Press On…
Thomas Edison made some 2,774 attempts to find the right filament for a light bulb before he finally discovered a carbon filament that would both work and last. Charles Goodyear began working in the 1830’s on a process to harden rubber. In 1839, he accidentally dropped some rubber and sulfur into a hot frying pan, and to his amazement, it hardened. However, it wasn’t until 1844 that he was able to develop a consistent process and patent it.
Alexander Graham Bell began work on existing technology to transmit speech over telegraph wires. After two years of labor, he was finally about to transmit voice over a wire, resulting in the telephone. An engineer named Charles Babbage proposed an analytical engine in 1833, but not until 1943 was “Colossus” built, a British device used in code breaking. It is generally considered the first true computer. It took another thirty years for technology to shrink to a personal computer. Hundreds of people, working for over a century, finally succeeded in making computing power accessible to us all.
There is no way to get an accurate account of the total number of rockets that failed before Apollo 11 finally landed on the moon. Every time a multi-million-dollar rocket exploded, NASA engineers would ask, “What did we learn from this failure?”
During the 2020 Tokyo Olympics, Australian Patrick Tiernan was keeping pace with the leaders in the men’s 10,000-meter run. About 200 meters from the finish line, he hit the wall (in case you are not familiar with the term, it means your body gives out and shuts down. This happens to me in a 10-meter race). The leaders surged ahead. Patrick stumbled. He got up, his legs swaying, and fell to the ground a second time, 180 meters from the finish line. Patrick’s body was saying, “We will not go further.” But Patrick got up a second time and stumbled his way to the finish line, coming in 19th place. “It’s the Olympics and I’ve been waiting for five years for it,” he said afterwards, “It was about 180 to go that I collapsed the first time. You don’t stop when you’ve got 180 meters to go.”
“Harry Potter and the Sorcerer’s Stone” was rejected by twelve publishers before finally being accepted for a publishing run of 500 books. John Grisham’s first book, “A Time to Kill,” was rejected by twenty-eight publishers. Theodore Giesel, better known as Dr. Seuss, had his first book, “To Think I Saw it on Mulberry Street,” rejected twenty-seven times.
In the Bible, there are people who had to keep trying. Noah spent a hundred years building the ark. Abraham and Sarah tried to have a baby for twenty-four years. Joseph was sold into slavery, got promoted, was falsely accused, put in prison, rose to be the head trustee, had the chance to interpret a dream for Pharaoh, and was finally made second in command of Egypt. Every time he was knocked down, he got up and started over.
Moses kept the people of Israel on the move for an extra forty years before they could enter the Promised Land. David was anointed King, but waited fifteen years before he actually became King. Jeremiah preached for forty years, warning people to turn to God. They never did. Paul was converted between 33 and 36 AD. He waited ten years before his first missionary journey.

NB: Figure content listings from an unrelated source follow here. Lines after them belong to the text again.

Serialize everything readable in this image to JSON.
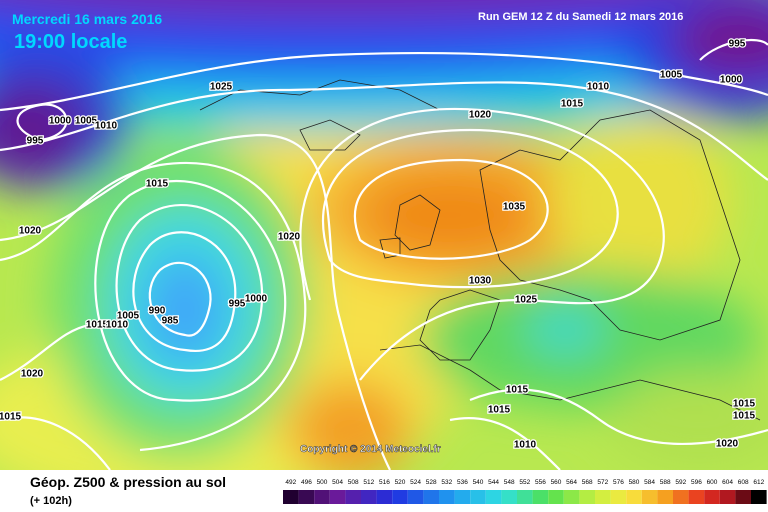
{
  "header": {
    "date": "Mercredi 16 mars 2016",
    "time": "19:00 locale",
    "run": "Run GEM 12 Z du Samedi 12 mars 2016"
  },
  "copyright": "Copyright © 2014 Meteociel.fr",
  "legend": {
    "title": "Géop. Z500 & pression au sol",
    "lead": "(+ 102h)",
    "scale": [
      492,
      496,
      500,
      504,
      508,
      512,
      516,
      520,
      524,
      528,
      532,
      536,
      540,
      544,
      548,
      552,
      556,
      560,
      564,
      568,
      572,
      576,
      580,
      584,
      588,
      592,
      596,
      600,
      604,
      608,
      612
    ]
  },
  "isobar_labels": [
    995,
    1000,
    1005,
    1010,
    1015,
    1020,
    1025,
    1000,
    1005,
    1010,
    995,
    1015,
    1020,
    1020,
    1035,
    1030,
    1025,
    995,
    1000,
    990,
    985,
    1005,
    1015,
    1010,
    1020,
    1015,
    1015,
    1015,
    1010,
    1015,
    1015,
    1020
  ]
}
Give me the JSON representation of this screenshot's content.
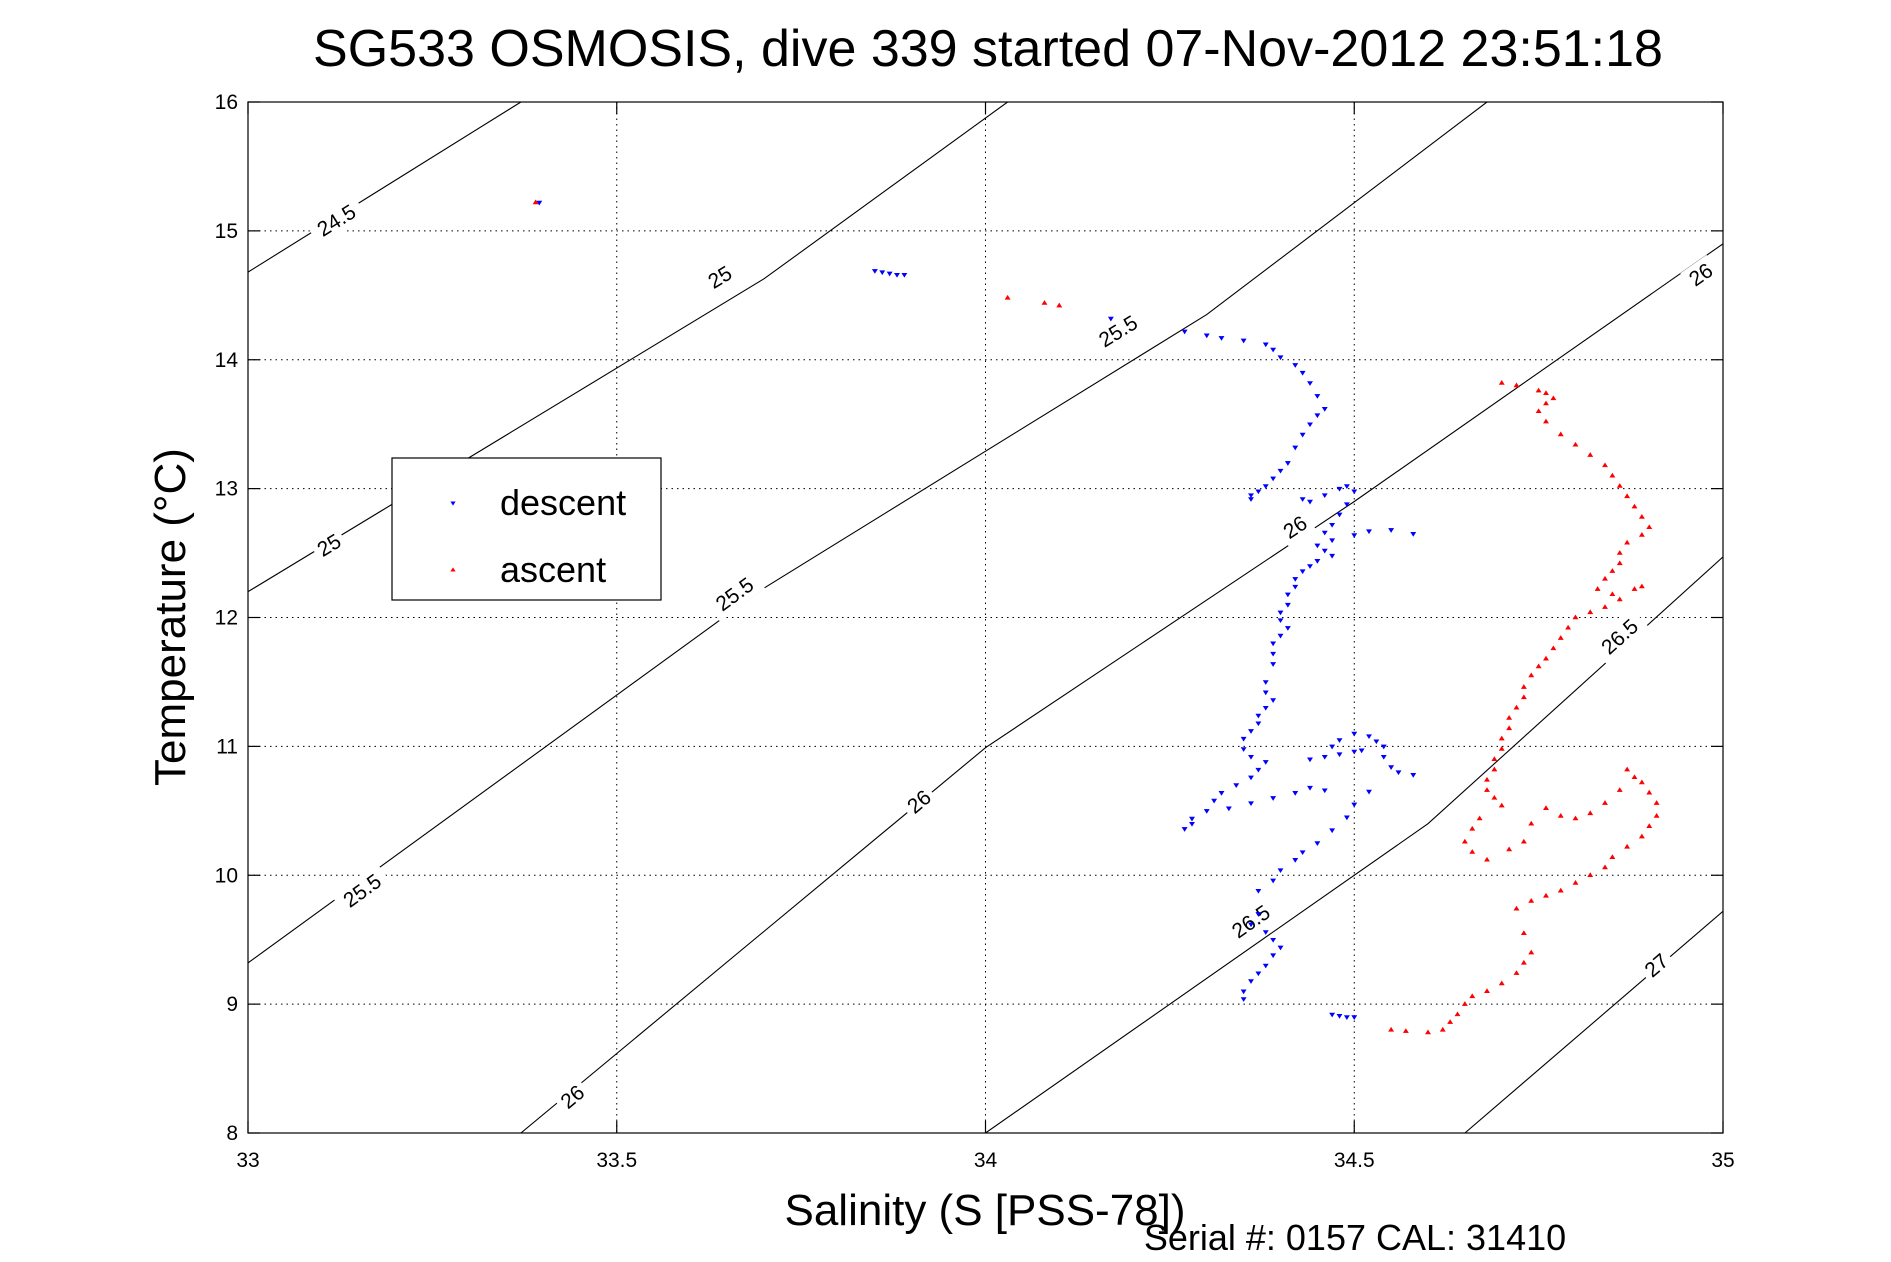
{
  "chart_data": {
    "type": "scatter",
    "title": "SG533 OSMOSIS, dive 339 started 07-Nov-2012 23:51:18",
    "xlabel": "Salinity (S [PSS-78])",
    "ylabel": "Temperature (°C)",
    "footer": "Serial #: 0157  CAL: 31410",
    "xlim": [
      33,
      35
    ],
    "ylim": [
      8,
      16
    ],
    "xticks": [
      33,
      33.5,
      34,
      34.5,
      35
    ],
    "xtick_labels": [
      "33",
      "33.5",
      "34",
      "34.5",
      "35"
    ],
    "yticks": [
      8,
      9,
      10,
      11,
      12,
      13,
      14,
      15,
      16
    ],
    "ytick_labels": [
      "8",
      "9",
      "10",
      "11",
      "12",
      "13",
      "14",
      "15",
      "16"
    ],
    "grid": true,
    "legend_position": "left",
    "series": [
      {
        "name": "descent",
        "color": "#0000ff",
        "marker": "down-triangle",
        "points": [
          [
            33.395,
            15.22
          ],
          [
            33.85,
            14.69
          ],
          [
            33.86,
            14.68
          ],
          [
            33.87,
            14.67
          ],
          [
            33.88,
            14.66
          ],
          [
            33.89,
            14.66
          ],
          [
            34.17,
            14.32
          ],
          [
            34.27,
            14.22
          ],
          [
            34.3,
            14.19
          ],
          [
            34.32,
            14.17
          ],
          [
            34.35,
            14.15
          ],
          [
            34.38,
            14.12
          ],
          [
            34.39,
            14.08
          ],
          [
            34.4,
            14.02
          ],
          [
            34.42,
            13.96
          ],
          [
            34.43,
            13.9
          ],
          [
            34.44,
            13.82
          ],
          [
            34.45,
            13.72
          ],
          [
            34.46,
            13.62
          ],
          [
            34.45,
            13.57
          ],
          [
            34.44,
            13.5
          ],
          [
            34.43,
            13.42
          ],
          [
            34.42,
            13.32
          ],
          [
            34.41,
            13.2
          ],
          [
            34.4,
            13.14
          ],
          [
            34.39,
            13.08
          ],
          [
            34.38,
            13.02
          ],
          [
            34.37,
            12.98
          ],
          [
            34.36,
            12.95
          ],
          [
            34.36,
            12.92
          ],
          [
            34.43,
            12.92
          ],
          [
            34.44,
            12.9
          ],
          [
            34.46,
            12.95
          ],
          [
            34.48,
            13.0
          ],
          [
            34.49,
            13.02
          ],
          [
            34.5,
            12.98
          ],
          [
            34.49,
            12.88
          ],
          [
            34.48,
            12.8
          ],
          [
            34.47,
            12.72
          ],
          [
            34.46,
            12.66
          ],
          [
            34.47,
            12.6
          ],
          [
            34.5,
            12.64
          ],
          [
            34.52,
            12.67
          ],
          [
            34.55,
            12.68
          ],
          [
            34.58,
            12.65
          ],
          [
            34.45,
            12.56
          ],
          [
            34.46,
            12.52
          ],
          [
            34.47,
            12.48
          ],
          [
            34.45,
            12.44
          ],
          [
            34.44,
            12.4
          ],
          [
            34.43,
            12.36
          ],
          [
            34.42,
            12.3
          ],
          [
            34.42,
            12.24
          ],
          [
            34.41,
            12.18
          ],
          [
            34.41,
            12.1
          ],
          [
            34.4,
            12.04
          ],
          [
            34.4,
            11.98
          ],
          [
            34.41,
            11.92
          ],
          [
            34.4,
            11.86
          ],
          [
            34.39,
            11.8
          ],
          [
            34.39,
            11.72
          ],
          [
            34.39,
            11.64
          ],
          [
            34.38,
            11.5
          ],
          [
            34.38,
            11.42
          ],
          [
            34.39,
            11.36
          ],
          [
            34.38,
            11.3
          ],
          [
            34.37,
            11.24
          ],
          [
            34.37,
            11.18
          ],
          [
            34.36,
            11.12
          ],
          [
            34.35,
            11.06
          ],
          [
            34.35,
            10.98
          ],
          [
            34.36,
            10.92
          ],
          [
            34.38,
            10.88
          ],
          [
            34.37,
            10.82
          ],
          [
            34.36,
            10.76
          ],
          [
            34.34,
            10.7
          ],
          [
            34.32,
            10.64
          ],
          [
            34.31,
            10.58
          ],
          [
            34.3,
            10.5
          ],
          [
            34.28,
            10.44
          ],
          [
            34.28,
            10.4
          ],
          [
            34.27,
            10.36
          ],
          [
            34.33,
            10.52
          ],
          [
            34.36,
            10.56
          ],
          [
            34.39,
            10.6
          ],
          [
            34.42,
            10.64
          ],
          [
            34.44,
            10.68
          ],
          [
            34.46,
            10.66
          ],
          [
            34.44,
            10.9
          ],
          [
            34.46,
            10.92
          ],
          [
            34.48,
            10.94
          ],
          [
            34.5,
            10.96
          ],
          [
            34.51,
            10.97
          ],
          [
            34.47,
            11.0
          ],
          [
            34.48,
            11.05
          ],
          [
            34.5,
            11.1
          ],
          [
            34.52,
            11.08
          ],
          [
            34.53,
            11.04
          ],
          [
            34.54,
            11.0
          ],
          [
            34.54,
            10.92
          ],
          [
            34.55,
            10.84
          ],
          [
            34.56,
            10.8
          ],
          [
            34.58,
            10.78
          ],
          [
            34.52,
            10.65
          ],
          [
            34.5,
            10.55
          ],
          [
            34.49,
            10.45
          ],
          [
            34.47,
            10.35
          ],
          [
            34.45,
            10.25
          ],
          [
            34.43,
            10.18
          ],
          [
            34.42,
            10.12
          ],
          [
            34.4,
            10.04
          ],
          [
            34.39,
            9.96
          ],
          [
            34.37,
            9.88
          ],
          [
            34.37,
            9.7
          ],
          [
            34.36,
            9.62
          ],
          [
            34.38,
            9.56
          ],
          [
            34.39,
            9.5
          ],
          [
            34.4,
            9.44
          ],
          [
            34.39,
            9.38
          ],
          [
            34.38,
            9.3
          ],
          [
            34.37,
            9.24
          ],
          [
            34.36,
            9.18
          ],
          [
            34.35,
            9.1
          ],
          [
            34.35,
            9.04
          ],
          [
            34.47,
            8.92
          ],
          [
            34.48,
            8.91
          ],
          [
            34.49,
            8.9
          ],
          [
            34.5,
            8.9
          ]
        ]
      },
      {
        "name": "ascent",
        "color": "#ff0000",
        "marker": "up-triangle",
        "points": [
          [
            33.39,
            15.22
          ],
          [
            34.03,
            14.48
          ],
          [
            34.08,
            14.44
          ],
          [
            34.1,
            14.42
          ],
          [
            34.7,
            13.82
          ],
          [
            34.72,
            13.8
          ],
          [
            34.75,
            13.76
          ],
          [
            34.76,
            13.74
          ],
          [
            34.77,
            13.7
          ],
          [
            34.76,
            13.66
          ],
          [
            34.75,
            13.6
          ],
          [
            34.76,
            13.52
          ],
          [
            34.78,
            13.42
          ],
          [
            34.8,
            13.34
          ],
          [
            34.82,
            13.26
          ],
          [
            34.84,
            13.18
          ],
          [
            34.85,
            13.1
          ],
          [
            34.86,
            13.02
          ],
          [
            34.87,
            12.94
          ],
          [
            34.88,
            12.86
          ],
          [
            34.89,
            12.78
          ],
          [
            34.9,
            12.7
          ],
          [
            34.89,
            12.64
          ],
          [
            34.87,
            12.58
          ],
          [
            34.86,
            12.5
          ],
          [
            34.86,
            12.42
          ],
          [
            34.85,
            12.36
          ],
          [
            34.84,
            12.3
          ],
          [
            34.83,
            12.22
          ],
          [
            34.85,
            12.18
          ],
          [
            34.88,
            12.22
          ],
          [
            34.89,
            12.24
          ],
          [
            34.86,
            12.14
          ],
          [
            34.84,
            12.08
          ],
          [
            34.82,
            12.04
          ],
          [
            34.8,
            12.0
          ],
          [
            34.79,
            11.92
          ],
          [
            34.78,
            11.84
          ],
          [
            34.77,
            11.76
          ],
          [
            34.76,
            11.68
          ],
          [
            34.75,
            11.62
          ],
          [
            34.74,
            11.55
          ],
          [
            34.73,
            11.46
          ],
          [
            34.73,
            11.38
          ],
          [
            34.72,
            11.3
          ],
          [
            34.71,
            11.22
          ],
          [
            34.71,
            11.14
          ],
          [
            34.7,
            11.06
          ],
          [
            34.7,
            10.98
          ],
          [
            34.69,
            10.9
          ],
          [
            34.69,
            10.82
          ],
          [
            34.68,
            10.74
          ],
          [
            34.68,
            10.66
          ],
          [
            34.69,
            10.6
          ],
          [
            34.7,
            10.54
          ],
          [
            34.67,
            10.44
          ],
          [
            34.66,
            10.36
          ],
          [
            34.65,
            10.26
          ],
          [
            34.66,
            10.18
          ],
          [
            34.68,
            10.12
          ],
          [
            34.71,
            10.2
          ],
          [
            34.73,
            10.26
          ],
          [
            34.74,
            10.4
          ],
          [
            34.76,
            10.52
          ],
          [
            34.78,
            10.46
          ],
          [
            34.8,
            10.44
          ],
          [
            34.82,
            10.48
          ],
          [
            34.84,
            10.56
          ],
          [
            34.86,
            10.66
          ],
          [
            34.88,
            10.76
          ],
          [
            34.87,
            10.82
          ],
          [
            34.89,
            10.72
          ],
          [
            34.9,
            10.64
          ],
          [
            34.91,
            10.56
          ],
          [
            34.91,
            10.46
          ],
          [
            34.9,
            10.38
          ],
          [
            34.89,
            10.3
          ],
          [
            34.87,
            10.22
          ],
          [
            34.85,
            10.14
          ],
          [
            34.84,
            10.06
          ],
          [
            34.82,
            10.0
          ],
          [
            34.8,
            9.94
          ],
          [
            34.78,
            9.88
          ],
          [
            34.76,
            9.84
          ],
          [
            34.74,
            9.8
          ],
          [
            34.72,
            9.74
          ],
          [
            34.73,
            9.55
          ],
          [
            34.74,
            9.4
          ],
          [
            34.73,
            9.32
          ],
          [
            34.72,
            9.24
          ],
          [
            34.7,
            9.16
          ],
          [
            34.68,
            9.1
          ],
          [
            34.66,
            9.06
          ],
          [
            34.65,
            9.0
          ],
          [
            34.64,
            8.92
          ],
          [
            34.63,
            8.86
          ],
          [
            34.62,
            8.8
          ],
          [
            34.6,
            8.78
          ],
          [
            34.57,
            8.79
          ],
          [
            34.55,
            8.8
          ]
        ]
      }
    ],
    "density_contours": [
      {
        "level": "24.5",
        "points": [
          [
            33,
            14.68
          ],
          [
            33.37,
            16.0
          ]
        ],
        "labels": [
          {
            "text": "24.5",
            "x": 33.12,
            "y": 15.08
          }
        ]
      },
      {
        "level": "25",
        "points": [
          [
            33,
            12.2
          ],
          [
            33.7,
            14.63
          ],
          [
            34.03,
            16.0
          ]
        ],
        "labels": [
          {
            "text": "25",
            "x": 33.11,
            "y": 12.56
          },
          {
            "text": "25",
            "x": 33.64,
            "y": 14.64
          }
        ]
      },
      {
        "level": "25.5",
        "points": [
          [
            33,
            9.32
          ],
          [
            33.7,
            12.23
          ],
          [
            34.3,
            14.35
          ],
          [
            34.68,
            16.0
          ]
        ],
        "labels": [
          {
            "text": "25.5",
            "x": 33.155,
            "y": 9.88
          },
          {
            "text": "25.5",
            "x": 33.66,
            "y": 12.18
          },
          {
            "text": "25.5",
            "x": 34.18,
            "y": 14.22
          }
        ]
      },
      {
        "level": "26",
        "points": [
          [
            33.37,
            8.0
          ],
          [
            34.0,
            10.99
          ],
          [
            34.5,
            12.9
          ],
          [
            35,
            14.9
          ]
        ],
        "labels": [
          {
            "text": "26",
            "x": 33.44,
            "y": 8.28
          },
          {
            "text": "26",
            "x": 33.91,
            "y": 10.57
          },
          {
            "text": "26",
            "x": 34.42,
            "y": 12.7
          },
          {
            "text": "26",
            "x": 34.97,
            "y": 14.66
          }
        ]
      },
      {
        "level": "26.5",
        "points": [
          [
            34.0,
            8.0
          ],
          [
            34.4,
            9.6
          ],
          [
            34.6,
            10.4
          ],
          [
            35,
            12.47
          ]
        ],
        "labels": [
          {
            "text": "26.5",
            "x": 34.36,
            "y": 9.64
          },
          {
            "text": "26.5",
            "x": 34.86,
            "y": 11.85
          }
        ]
      },
      {
        "level": "27",
        "points": [
          [
            34.65,
            8.0
          ],
          [
            35,
            9.72
          ]
        ],
        "labels": [
          {
            "text": "27",
            "x": 34.91,
            "y": 9.3
          }
        ]
      }
    ]
  }
}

What do all these stories have in common? These people did not give up. They pressed on. Failure was a teacher, not a dead end.
In the last years of his life, Paul wrote, “I press on toward the goal to win the prize for which God has called me heavenward in Christ Jesus.” What was the goal Paul pressed towards? It was not, as many think, his reward in heaven. Paul explained, “I want to know Christ—yes, to know the power of his resurrection and participation in his sufferings, becoming like him in his death, and so, somehow, attaining to the resurrection from the dead.” Do you hear what Paul is saying? His goal was to know, to experience Jesus, and to become like him. He would not quit on that goal.
I wonder how many followers of Jesus have this as their goal. Not many, I’d wager. Somehow, we lost sight of the goal: to know Jesus and to be like Jesus. Being a Christian is not just about going to heaven; it is about living your life as Jesus would live it.
I’ve seen people who called themselves Christians quit on God. When faith was hard, when prayers were not answered, when other people who called themselves Christians acted up, they bailed out. They did not press on.
Followers of Jesus, hear this simple call: Press on. Become more and more like Jesus. When you fail, learn. When you fall, get back up. When you are rejected, try again. When you have to wait a long time, keep trying, keep believing. Press on.